- Country: United States
- Language: English
- Subject: Death
- Genre: Poetry
- Publisher: Farrar, Straus and Giroux
- Publication date: 1965
- Media type: Print

= First Death in Nova Scotia =

1965 poem by Elizabeth Bishop

"First Death in Nova Scotia" is a short poem by Elizabeth Bishop (1911-1979) published by Farrar, Straus and Giroux in Questions of Travel (1965). The poem tells of a child's first experience of death in the context of a relative's wake.

== Summary ==
A young child is taken into a parlor on a winter day to view her deceased cousin Arthur who is laid out in a coffin resembling a "little frosted cake". The child notes a stuffed loon standing on a marble-topped table eyeing the casket and chromolithographs of British royalty in ermine trains hung above the deceased. The child is given a lily of the valley and lifted by her mother to place the flower in dead Arthur's hand. The child notes, and makes an allusion to Jack Frost, who has painted Arthur's red hair with a bit of "white paint". The child also tells us that the royals have invited Arthur to be "the smallest page at court". The child wonders how Arthur will ever go to court because "his eyes are shut up so tight" and the roads are "deep in snow".
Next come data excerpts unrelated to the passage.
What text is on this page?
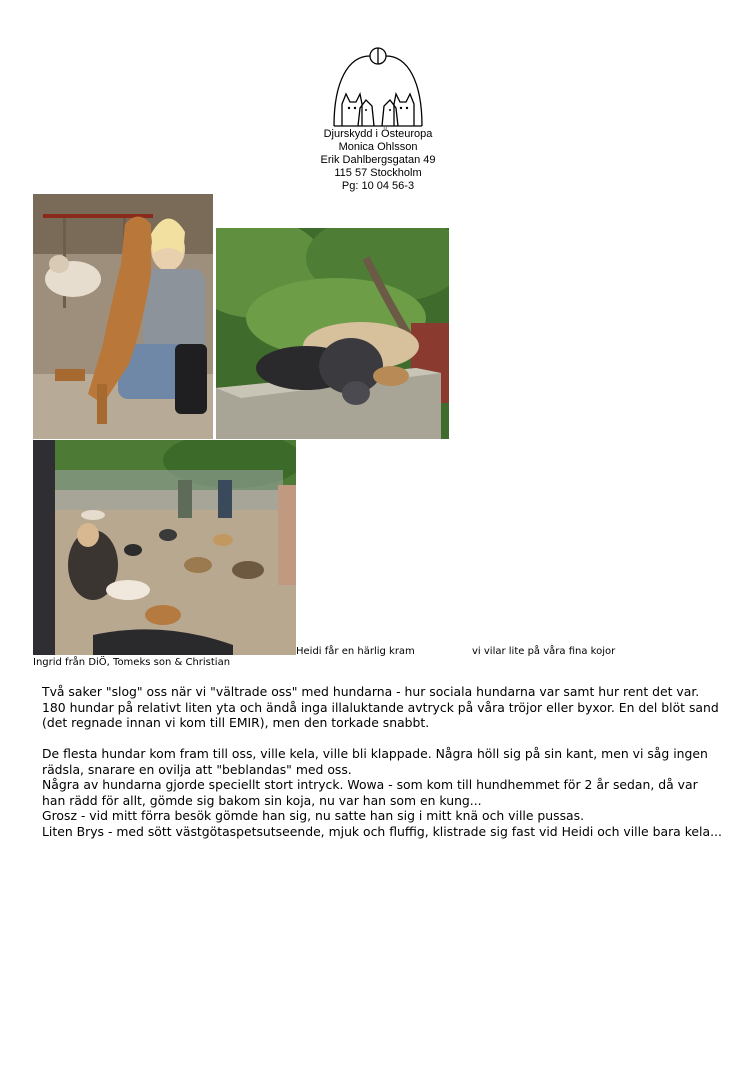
Djurskydd i Östeuropa
Monica Ohlsson
Erik Dahlbergsgatan 49
115 57 Stockholm
Pg: 10 04 56-3
Heidi får en härlig kram	vi vilar lite på våra fina kojor
Ingrid från DiÖ, Tomeks son & Christian

Två saker "slog" oss när vi "vältrade oss" med hundarna - hur sociala hundarna var samt hur rent det var. 180 hundar på relativt liten yta och ändå inga illaluktande avtryck på våra tröjor eller byxor. En del blöt sand (det regnade innan vi kom till EMIR), men den torkade snabbt.

De flesta hundar kom fram till oss, ville kela, ville bli klappade. Några höll sig på sin kant, men vi såg ingen rädsla, snarare en ovilja att "beblandas" med oss.

Några av hundarna gjorde speciellt stort intryck. Wowa - som kom till hundhemmet för 2 år sedan, då var han rädd för allt, gömde sig bakom sin koja, nu var han som en kung...

Grosz - vid mitt förra besök gömde han sig, nu satte han sig i mitt knä och ville pussas.

Liten Brys - med sött västgötaspetsutseende, mjuk och fluffig, klistrade sig fast vid Heidi och ville bara kela...
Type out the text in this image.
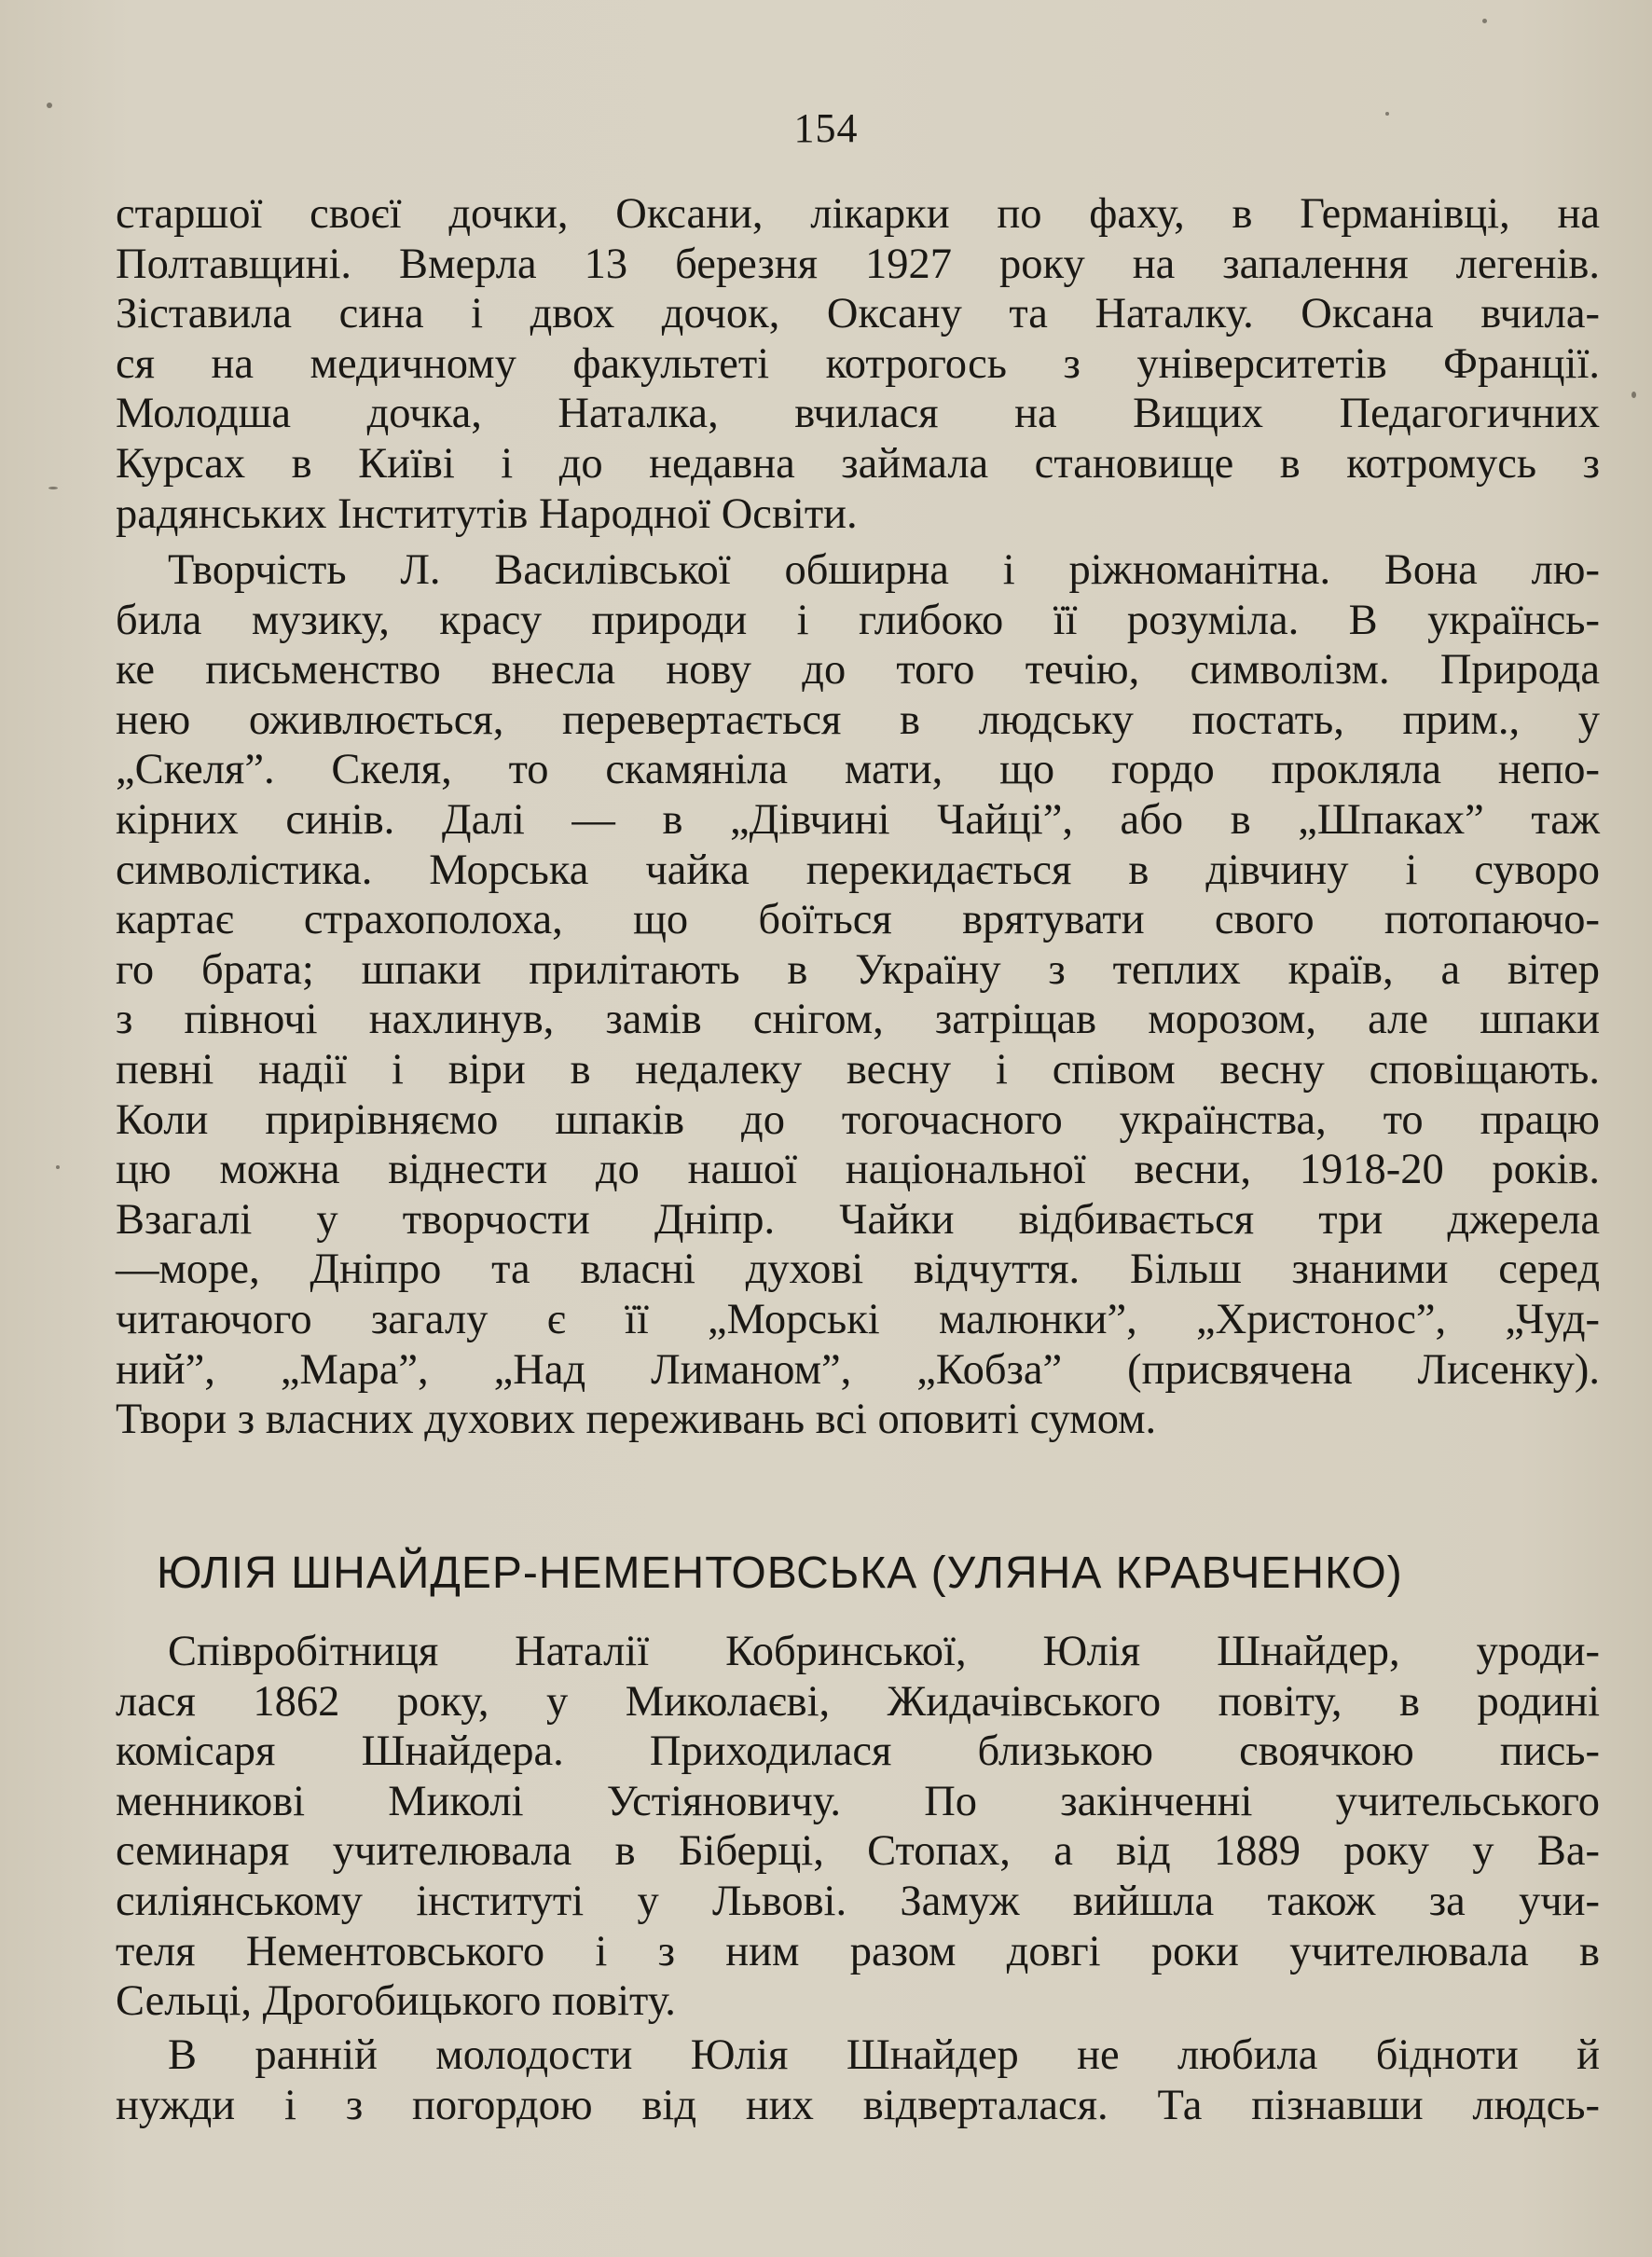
154
старшої своєї дочки, Оксани, лікарки по фаху, в Германівці, на
Полтавщині. Вмерла 13 березня 1927 року на запалення легенів.
Зіставила сина і двох дочок, Оксану та Наталку. Оксана вчила-
ся на медичному факультеті котрогось з університетів Франції.
Молодша дочка, Наталка, вчилася на Вищих Педагогичних
Курсах в Київі і до недавна займала становище в котромусь з
радянських Інститутів Народної Освіти.
Творчість Л. Василівської обширна і ріжноманітна. Вона лю-
била музику, красу природи і глибоко її розуміла. В українсь-
ке письменство внесла нову до того течію, символізм. Природа
нею оживлюється, перевертається в людську постать, прим., у
„Скеля”. Скеля, то скамяніла мати, що гордо прокляла непо-
кірних синів. Далі — в „Дівчині Чайці”, або в „Шпаках” таж
символістика. Морська чайка перекидається в дівчину і суворо
картає страхополоха, що боїться врятувати свого потопаючо-
го брата; шпаки прилітають в Україну з теплих країв, а вітер
з півночі нахлинув, замів снігом, затріщав морозом, але шпаки
певні надії і віри в недалеку весну і співом весну сповіщають.
Коли прирівняємо шпаків до тогочасного українства, то працю
цю можна віднести до нашої національної весни, 1918-20 років.
Взагалі у творчости Дніпр. Чайки відбивається три джерела
—море, Дніпро та власні духові відчуття. Більш знаними серед
читаючого загалу є її „Морські малюнки”, „Христонос”, „Чуд-
ний”, „Мара”, „Над Лиманом”, „Кобза” (присвячена Лисенку).
Твори з власних духових переживань всі оповиті сумом.
ЮЛІЯ ШНАЙДЕР-НЕМЕНТОВСЬКА (УЛЯНА КРАВЧЕНКО)
Співробітниця Наталії Кобринської, Юлія Шнайдер, уроди-
лася 1862 року, у Миколаєві, Жидачівського повіту, в родині
комісаря Шнайдера. Приходилася близькою своячкою пись-
менникові Миколі Устіяновичу. По закінченні учительського
семинаря учителювала в Біберці, Стопах, а від 1889 року у Ва-
силіянському інституті у Львові. Замуж вийшла також за учи-
теля Нементовського і з ним разом довгі роки учителювала в
Сельці, Дрогобицького повіту.
В ранній молодости Юлія Шнайдер не любила бідноти й
нужди і з погордою від них відверталася. Та пізнавши людсь-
== Background and publication history ==
Bishop was born in Worcester, Massachusetts in 1911, and, following the death of her father and the institutionalization of her mother, was passed from one relative to another. Her earliest years were spent on the coast of Nova Scotia. At Vassar, she decided to make poetry her life's work after meeting Marianne Moore. Bishop once said:Have you ever noticed how you can learn more about other people-more about how they feel, how it would feel to be them-by hearing them cough or make one of those inner noises, than by watching them for hours? Sometimes if another person hiccups, particularly if you haven't been paying much attention to him, why do you get a sudden sensation as if you were inside him-you know how he feels in the little aspects he never mentions, aspects which are, really, indescribable to another person and must be realized by that kind of intuition. Do you know what I am driving at? Well ... that's what I quite often want to get into poetry.

"First Death in Nova Scotia" was first published by Farrar, Straus, and Giroux in Questions of Travel in 1965, and published in The Complete Poems in 1969.

== Critique ==
Jack Coulehan writes that "First Death" has its source in Bishop's childhood years on Nova Scotia with relatives and that "[t]he imaginative perception here is exquisite". Coulehan explains that the child reconciles her perceptions of a fantastic afterlife (dwelling at court as a page) with the reality of the dead child and the dead loon before her: "Maybe the dead don't go anywhere," Coulehan writes, "Maybe the dead are just dead."